Dr. Forbes Ross, a British surgeon working in the West Indies some 50-60 years ago noted the “peculiar immunity” of the native people to cancer. He attributed it to the high potassium content of the sugar cane which they chewed prodigiously, he said. At the University of Oregon it was found that an “anti-stiffness factor” in molasses from sugar manufacture prevented and resolved abnormal calcium deposits in the muscles and joints of guinea pigs, and that this factor was 100 times more abundant in the fresh cane juice than in the molasses. At Harvard School of Dental Medicine was found an unknown factor in molasses which inhibited tooth decay in rats. These and other reports lend credence to the “common knowledge” claim that cane-chewing people do enjoy an immunity to certain of our own most prevalent and baffling diseases. To find out the truth, if possible, I constituted myself a “one woman safari” into a cane-growing area of Mexico, a few months ago, and found what I was looking for, and more than I even hoped for–a large community of native people whose foods and diseases–”American style”–are rare; a community which needs sanitation, principally to convert it into a “Shangri-La” of preventive medicine.

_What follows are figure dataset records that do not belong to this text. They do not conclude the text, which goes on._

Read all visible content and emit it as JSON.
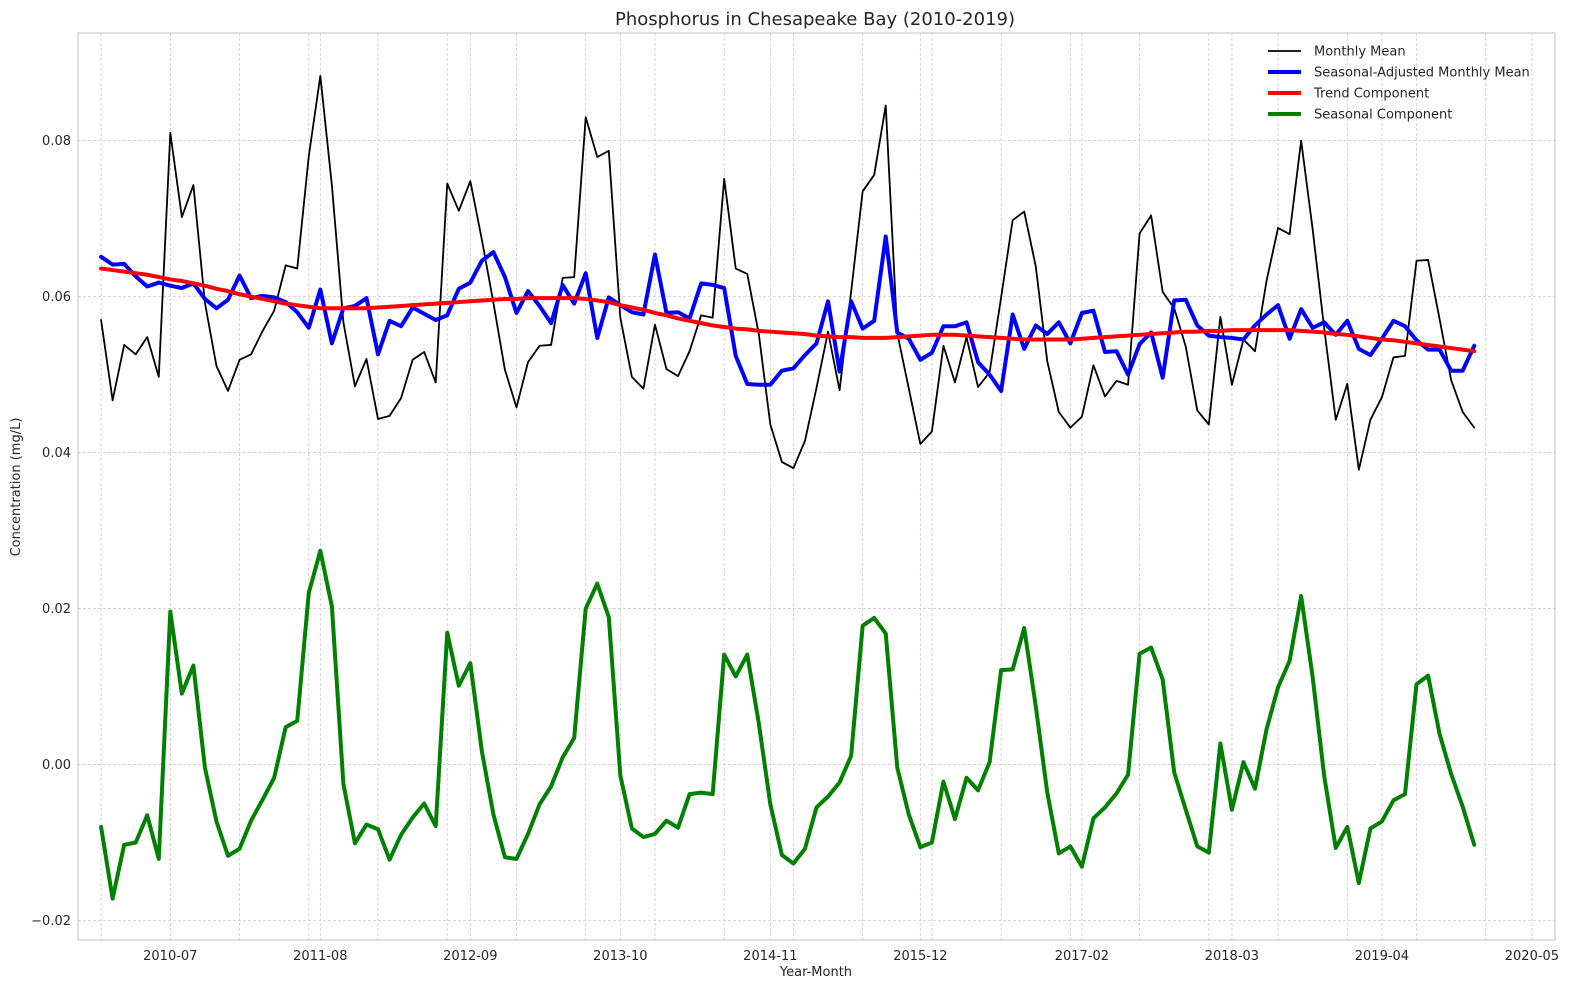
{
  "chart_data": {
    "type": "line",
    "title": "Phosphorus in Chesapeake Bay (2010-2019)",
    "xlabel": "Year-Month",
    "ylabel": "Concentration (mg/L)",
    "x_start": "2010-01",
    "x_tick_labels": [
      "2010-07",
      "2011-08",
      "2012-09",
      "2013-10",
      "2014-11",
      "2015-12",
      "2017-02",
      "2018-03",
      "2019-04",
      "2020-05"
    ],
    "xlim": [
      "2009-11",
      "2020-07"
    ],
    "y_tick_labels": [
      "−0.02",
      "0.00",
      "0.02",
      "0.04",
      "0.06",
      "0.08"
    ],
    "y_ticks": [
      -0.02,
      0.0,
      0.02,
      0.04,
      0.06,
      0.08
    ],
    "ylim": [
      -0.0225,
      0.0938
    ],
    "grid": true,
    "legend_position": "top-right",
    "series": [
      {
        "name": "Monthly Mean",
        "color": "#000000",
        "width": 1.8,
        "values": [
          0.057,
          0.0467,
          0.0538,
          0.0526,
          0.0548,
          0.0497,
          0.081,
          0.0702,
          0.0743,
          0.0592,
          0.0511,
          0.0479,
          0.0519,
          0.0526,
          0.0556,
          0.0582,
          0.064,
          0.0636,
          0.078,
          0.0883,
          0.0743,
          0.0567,
          0.0485,
          0.052,
          0.0443,
          0.0447,
          0.047,
          0.0519,
          0.0529,
          0.049,
          0.0745,
          0.071,
          0.0748,
          0.0673,
          0.0592,
          0.0506,
          0.0458,
          0.0516,
          0.0537,
          0.0538,
          0.0624,
          0.0625,
          0.083,
          0.0779,
          0.0787,
          0.0573,
          0.0497,
          0.0482,
          0.0564,
          0.0507,
          0.0498,
          0.053,
          0.0576,
          0.0573,
          0.0751,
          0.0636,
          0.0629,
          0.0552,
          0.0436,
          0.0388,
          0.038,
          0.0415,
          0.0483,
          0.0555,
          0.048,
          0.0606,
          0.0735,
          0.0756,
          0.0845,
          0.0553,
          0.0482,
          0.0411,
          0.0427,
          0.0537,
          0.049,
          0.0548,
          0.0484,
          0.0503,
          0.0599,
          0.0698,
          0.0709,
          0.0639,
          0.0517,
          0.0452,
          0.0432,
          0.0446,
          0.0512,
          0.0472,
          0.0492,
          0.0487,
          0.0681,
          0.0704,
          0.0606,
          0.0585,
          0.0536,
          0.0454,
          0.0436,
          0.0574,
          0.0487,
          0.0545,
          0.053,
          0.062,
          0.0688,
          0.068,
          0.08,
          0.0686,
          0.0559,
          0.0442,
          0.0488,
          0.0378,
          0.0442,
          0.0471,
          0.0522,
          0.0524,
          0.0646,
          0.0647,
          0.0571,
          0.0493,
          0.0452,
          0.0432
        ]
      },
      {
        "name": "Seasonal-Adjusted Monthly Mean",
        "color": "#0000ff",
        "width": 4,
        "values": [
          0.0651,
          0.0641,
          0.0642,
          0.0626,
          0.0613,
          0.0618,
          0.0614,
          0.0611,
          0.0617,
          0.0597,
          0.0585,
          0.0596,
          0.0627,
          0.0598,
          0.0601,
          0.0599,
          0.0593,
          0.058,
          0.056,
          0.0609,
          0.054,
          0.0585,
          0.0588,
          0.0598,
          0.0526,
          0.0569,
          0.0562,
          0.0586,
          0.0578,
          0.057,
          0.0576,
          0.061,
          0.0618,
          0.0646,
          0.0657,
          0.0625,
          0.0579,
          0.0607,
          0.0588,
          0.0566,
          0.0615,
          0.0591,
          0.063,
          0.0547,
          0.0599,
          0.0589,
          0.058,
          0.0577,
          0.0654,
          0.0579,
          0.058,
          0.0572,
          0.0617,
          0.0615,
          0.0611,
          0.0524,
          0.0488,
          0.0487,
          0.0487,
          0.0505,
          0.0508,
          0.0525,
          0.054,
          0.0594,
          0.0504,
          0.0594,
          0.0559,
          0.0569,
          0.0677,
          0.0554,
          0.0546,
          0.0519,
          0.0528,
          0.0562,
          0.0562,
          0.0567,
          0.0516,
          0.05,
          0.0479,
          0.0577,
          0.0533,
          0.0563,
          0.0552,
          0.0567,
          0.054,
          0.0579,
          0.0582,
          0.0529,
          0.053,
          0.05,
          0.0539,
          0.0554,
          0.0496,
          0.0595,
          0.0596,
          0.0563,
          0.055,
          0.0548,
          0.0547,
          0.0545,
          0.0563,
          0.0577,
          0.0589,
          0.0546,
          0.0584,
          0.056,
          0.0567,
          0.0551,
          0.0569,
          0.0533,
          0.0525,
          0.0546,
          0.0569,
          0.0562,
          0.0544,
          0.0532,
          0.0532,
          0.0505,
          0.0505,
          0.0537
        ]
      },
      {
        "name": "Trend Component",
        "color": "#ff0000",
        "width": 4,
        "values": [
          0.0636,
          0.0634,
          0.0632,
          0.063,
          0.0628,
          0.0625,
          0.0622,
          0.062,
          0.0617,
          0.0614,
          0.061,
          0.0607,
          0.0603,
          0.06,
          0.0597,
          0.0594,
          0.0591,
          0.0589,
          0.0587,
          0.0585,
          0.0585,
          0.0585,
          0.0585,
          0.0585,
          0.0586,
          0.0587,
          0.0588,
          0.0589,
          0.059,
          0.0591,
          0.0592,
          0.0593,
          0.0594,
          0.0595,
          0.0596,
          0.0597,
          0.0597,
          0.0598,
          0.0598,
          0.0598,
          0.0598,
          0.0598,
          0.0597,
          0.0595,
          0.0593,
          0.0589,
          0.0586,
          0.0583,
          0.0579,
          0.0576,
          0.0572,
          0.0569,
          0.0566,
          0.0563,
          0.0561,
          0.0559,
          0.0558,
          0.0556,
          0.0555,
          0.0554,
          0.0553,
          0.0552,
          0.055,
          0.0549,
          0.0548,
          0.0548,
          0.0547,
          0.0547,
          0.0547,
          0.0548,
          0.0549,
          0.055,
          0.0551,
          0.0551,
          0.0551,
          0.055,
          0.0549,
          0.0548,
          0.0547,
          0.0546,
          0.0545,
          0.0545,
          0.0545,
          0.0545,
          0.0545,
          0.0546,
          0.0547,
          0.0548,
          0.0549,
          0.055,
          0.0551,
          0.0552,
          0.0553,
          0.0554,
          0.0555,
          0.0555,
          0.0556,
          0.0556,
          0.0557,
          0.0557,
          0.0557,
          0.0557,
          0.0557,
          0.0557,
          0.0556,
          0.0555,
          0.0554,
          0.0552,
          0.0551,
          0.0549,
          0.0547,
          0.0545,
          0.0544,
          0.0542,
          0.054,
          0.0538,
          0.0536,
          0.0534,
          0.0532,
          0.053
        ]
      },
      {
        "name": "Seasonal Component",
        "color": "#008000",
        "width": 4,
        "values": [
          -0.008,
          -0.0172,
          -0.0103,
          -0.01,
          -0.0065,
          -0.0121,
          0.0196,
          0.0091,
          0.0127,
          -0.0004,
          -0.0073,
          -0.0117,
          -0.0108,
          -0.0072,
          -0.0045,
          -0.0017,
          0.0048,
          0.0056,
          0.022,
          0.0274,
          0.0203,
          -0.0025,
          -0.0101,
          -0.0077,
          -0.0083,
          -0.0122,
          -0.009,
          -0.0068,
          -0.005,
          -0.0079,
          0.0169,
          0.0101,
          0.013,
          0.0017,
          -0.0064,
          -0.0119,
          -0.0121,
          -0.0089,
          -0.0051,
          -0.0028,
          0.0009,
          0.0034,
          0.02,
          0.0232,
          0.0189,
          -0.0014,
          -0.0082,
          -0.0093,
          -0.0089,
          -0.0072,
          -0.0081,
          -0.0038,
          -0.0036,
          -0.0038,
          0.0141,
          0.0113,
          0.0141,
          0.0053,
          -0.0051,
          -0.0116,
          -0.0127,
          -0.0108,
          -0.0055,
          -0.0041,
          -0.0023,
          0.0011,
          0.0178,
          0.0188,
          0.0168,
          -0.0004,
          -0.0064,
          -0.0106,
          -0.01,
          -0.0022,
          -0.007,
          -0.0017,
          -0.0033,
          0.0003,
          0.0121,
          0.0122,
          0.0175,
          0.0075,
          -0.0036,
          -0.0114,
          -0.0105,
          -0.0131,
          -0.0069,
          -0.0055,
          -0.0037,
          -0.0013,
          0.0142,
          0.015,
          0.0109,
          -0.001,
          -0.0058,
          -0.0105,
          -0.0113,
          0.0027,
          -0.0058,
          0.0003,
          -0.0031,
          0.0045,
          0.0099,
          0.0133,
          0.0216,
          0.0112,
          -0.0015,
          -0.0107,
          -0.008,
          -0.0152,
          -0.0082,
          -0.0073,
          -0.0046,
          -0.0038,
          0.0103,
          0.0114,
          0.0039,
          -0.0012,
          -0.0054,
          -0.0103
        ]
      }
    ]
  }
}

We in the United States rate high, if not “tops” in refined sugar consumption–more than 100 pounds per person per year. We have the highest incidences of cancer, arthritis, strokes, coronary and other circulatory diseases of any nation in the world–diseases which are conspicuous by their absence in certain “undeveloped” countries, it is reported. Half of our youth are disqualified for military service because of physical and/or mental disability. Pediatricians deplore that so many “bouncing babies and whopping children” are weak and anemic. “They grow too fast,” the doctors say. Why?” Too much counterfeit food (demineralized and devitalized) with its synthetic “enrichments” and artificial stimulants. Add to this the “contamination in cereals, baked foods, macaroni, beverages, butter and churning cream, fruits, nuts, seafood, oleo, vegetables and chocolates including Easter eggs and Candy Santas”–828 seizures of “tainted” food by the FDA in the first half of 1959, it is reported. It seems we are lucky to be alive.
Thanks to recent advances in food technology, unrefined sugar cane juice can be prepared in dry or syrup form with a minimum loss and its health promoting nutrients, and made into diet staples, as well as a variety of tasty products which would undoubtedly make a contribution of the first magnitude to our national health. When that happens, I shall say–“MISSION ACCOMPLISHED.”